Nevertheless, many developers will go to great lengths to argue how it's not really multiple inheritance. I can't undrestand what they are so afraid of. Multiple inheritance is not that scary.

If function A expects an object of type X, and function B expects a distinct object of the Y (ie. there's no direct relationship between X and Y), and then there's an object of type Z which can be given to both A and B, that means, by definition, that Z has been multiple-inherited from X and Y ("Z is a X and a Y"). Plain and simple.

This is the case even if either X or Y is an "interface", hence it changes nothing. If you are implementing interfaces, you are using multiple inheritance. Get over it.

The problem with diamond inheritance

The real reason why developers are so afraid of multiple inheritance is the so-called "diamond inheritance" situation. (As if multiple inheritance somehow automatically implied diamond inheritance. That's not the case, of course. Most, if not all, object-oriented programming languages support multiple inheritance and do not necessarily have to face the diamond inheritance problem by limiting the multiple inheritance somehow, eg. by restricting it to so-called "interfaces".)

Even in programming languages which have full-fledged multiple inheritance support without limitations, and where the diamond inheritance situation can happen, it's not such a scary thing either. It's just a question of design choice what to do about it. In most cases you can simply avoid it (but still get the advantages of not being limited to the crippled "interface" solution).

The problem is this: If there's a base class A, and then class B inherits from A, and class C inherits from A, and finally class D inherits from both B and C, what should happen?

The graph on the right visualizes the two possibilities (1 and 2). In other words, should A be duplicated inside D, or should it be merged so that both B and C use the same A (rather than having their own separate instances of it). For instance, if A has some member variable, should this member variable be instantiated twice inside D (one for the B part of the object and another for the C part), or only once (and have both B and C share that one variable)?

The question becomes important in many situations. For example, if some function expects an object of type B and an object of type D is given to it, and this function calls some methods of this object which modifies the member variable inside A, should the modified variable be "local" to B, or should it be a variable which is shared by both B and C (in other words, should the methods of C see the change?)

There may be situations where one wants the B and C parts inside D to be completely independent and not share anything (so that they act as if they were separate objects), while in some situations what one want is for the A part to appear only once inside D and for B and C to share it (so that if one of them modifies something inside A, the other sees the modifications).

(Solution 1, where the common base is not shared, is easier for a compiler to implement, while solution 2 where it is shared, is quite a lot harder. However, this is just a compiler-technical issue and the programmer doesn't really have to worry about that, even though some developers make it sound like a really big deal. It isn't.)

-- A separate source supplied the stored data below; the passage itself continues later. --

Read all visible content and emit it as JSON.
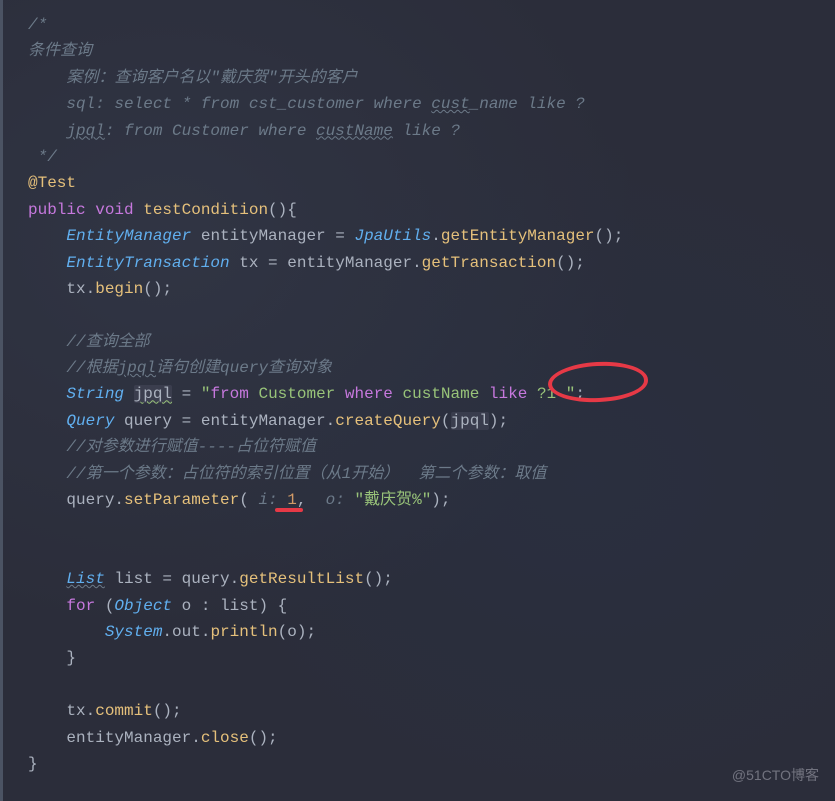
{
  "watermark": "@51CTO博客",
  "lines": {
    "l0": "/*",
    "l1": "条件查询",
    "l2": "    案例：查询客户名以\"戴庆贺\"开头的客户",
    "l3_pre": "    sql: select * from cst_customer where ",
    "l3_cust": "cust",
    "l3_post": "_name like ?",
    "l4_pre": "    ",
    "l4_jpql": "jpql",
    "l4_mid": ": from Customer where ",
    "l4_custname": "custName",
    "l4_post": " like ?",
    "l5": " */",
    "l6_annotation": "@Test",
    "l7_public": "public",
    "l7_void": " void ",
    "l7_method": "testCondition",
    "l7_end": "(){",
    "l8_type": "EntityManager",
    "l8_var": " entityManager = ",
    "l8_class": "JpaUtils",
    "l8_dot": ".",
    "l8_method": "getEntityManager",
    "l8_end": "();",
    "l9_type": "EntityTransaction",
    "l9_var": " tx = entityManager.",
    "l9_method": "getTransaction",
    "l9_end": "();",
    "l10_pre": "tx.",
    "l10_method": "begin",
    "l10_end": "();",
    "l12": "//查询全部",
    "l13_pre": "//根据",
    "l13_jpql": "jpql",
    "l13_post": "语句创建query查询对象",
    "l14_type": "String",
    "l14_sp": " ",
    "l14_var": "jpql",
    "l14_eq": " = ",
    "l14_q1": "\"",
    "l14_from": "from",
    "l14_sp2": " ",
    "l14_cust": "Customer",
    "l14_sp3": " ",
    "l14_where": "where",
    "l14_mid": " custName ",
    "l14_like": "like",
    "l14_sp4": " ",
    "l14_param": "?1",
    "l14_sp5": " ",
    "l14_q2": "\"",
    "l14_end": ";",
    "l15_type": "Query",
    "l15_var": " query = entityManager.",
    "l15_method": "createQuery",
    "l15_p1": "(",
    "l15_arg": "jpql",
    "l15_p2": ")",
    "l15_end": ";",
    "l16": "//对参数进行赋值----占位符赋值",
    "l17": "//第一个参数：占位符的索引位置（从1开始）  第二个参数：取值",
    "l18_pre": "query.",
    "l18_method": "setParameter",
    "l18_p1": "(",
    "l18_h1": " i: ",
    "l18_n": "1",
    "l18_c": ",",
    "l18_h2": "  o: ",
    "l18_str": "\"戴庆贺%\"",
    "l18_p2": ")",
    "l18_end": ";",
    "l21_type": "List",
    "l21_var": " list = query.",
    "l21_method": "getResultList",
    "l21_end": "();",
    "l22_for": "for",
    "l22_sp": " (",
    "l22_obj": "Object",
    "l22_mid": " o : list",
    "l22_p": ")",
    "l22_b": " {",
    "l23_sys": "System",
    "l23_mid": ".out.",
    "l23_method": "println",
    "l23_p1": "(",
    "l23_arg": "o",
    "l23_p2": ")",
    "l23_end": ";",
    "l24": "}",
    "l26_pre": "tx.",
    "l26_method": "commit",
    "l26_end": "();",
    "l27_pre": "entityManager.",
    "l27_method": "close",
    "l27_end": "();",
    "l28": "}"
  }
}
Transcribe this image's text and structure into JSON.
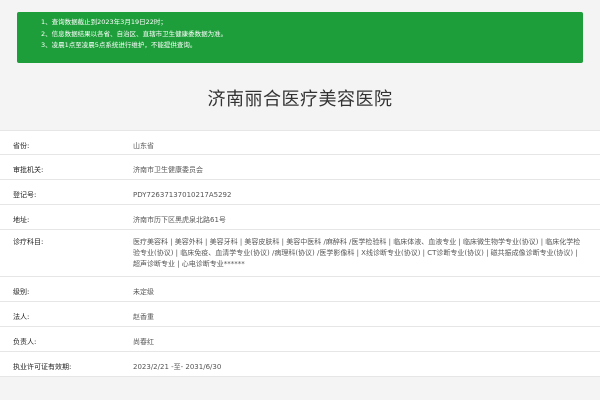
{
  "notice": {
    "lines": [
      "1、查询数据截止到2023年3月19日22时；",
      "2、信息数据结果以各省、自治区、直辖市卫生健康委数据为准。",
      "3、凌晨1点至凌晨5点系统进行维护，不能提供查询。"
    ]
  },
  "hospital": {
    "name": "济南丽合医疗美容医院"
  },
  "fields": [
    {
      "label": "省份:",
      "value": "山东省"
    },
    {
      "label": "审批机关:",
      "value": "济南市卫生健康委员会"
    },
    {
      "label": "登记号:",
      "value": "PDY72637137010217A5292"
    },
    {
      "label": "地址:",
      "value": "济南市历下区黑虎泉北路61号"
    },
    {
      "label": "诊疗科目:",
      "value": "医疗美容科 | 美容外科 | 美容牙科 | 美容皮肤科 | 美容中医科 /麻醉科 /医学检验科 | 临床体液、血液专业 | 临床微生物学专业(协议) | 临床化学检验专业(协议) | 临床免疫、血清学专业(协议) /病理科(协议) /医学影像科 | X线诊断专业(协议) | CT诊断专业(协议) | 磁共振成像诊断专业(协议) | 超声诊断专业 | 心电诊断专业******"
    },
    {
      "label": "级别:",
      "value": "未定级"
    },
    {
      "label": "法人:",
      "value": "赵香重"
    },
    {
      "label": "负责人:",
      "value": "尚春红"
    },
    {
      "label": "执业许可证有效期:",
      "value": "2023/2/21 -至- 2031/6/30"
    }
  ]
}
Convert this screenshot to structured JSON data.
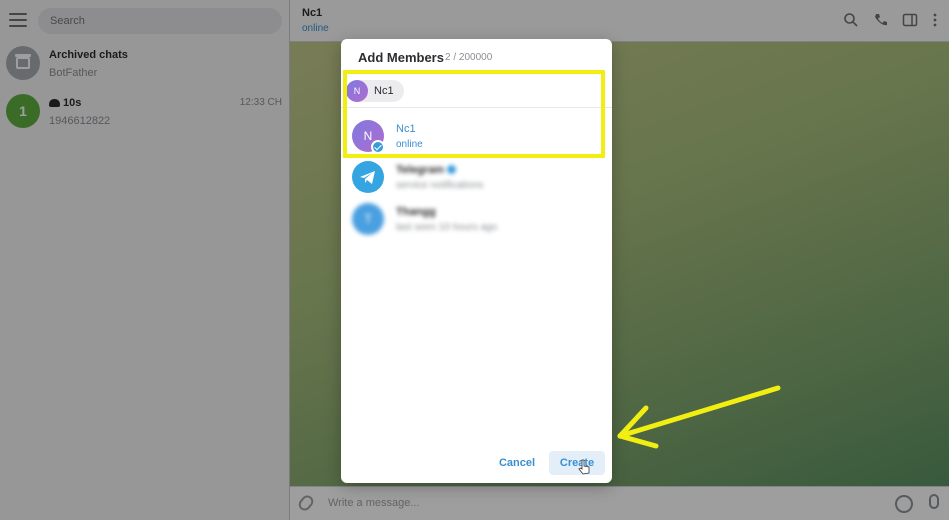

Ultimately it's just a question of design: Which one do you want? For example C++ offers the programmer both choices, so if the programmer really needs a diamond inheritance solution, he can choose how it will behave. (The compiler will take care of the difficulties behind the scenes.)

Granted, in many situations it might be better to try to re-design the program so that diamond inheritance inheritance is not needed. However, it's really not something to be scared of. If it's the best solution for a problem, it makes little sense to try to artificially avoid it.

It makes even less sense to diss multiple inheritance in general simply because of the diamond inheritance problem. Multiple inheritance doesn't automatically imply diamond inheritance, and the former can be extremely useful even without the latter (which is why most object-oriented languages offer it in one way or another, even if it has to be limited to avoid the diamond inheritance situation).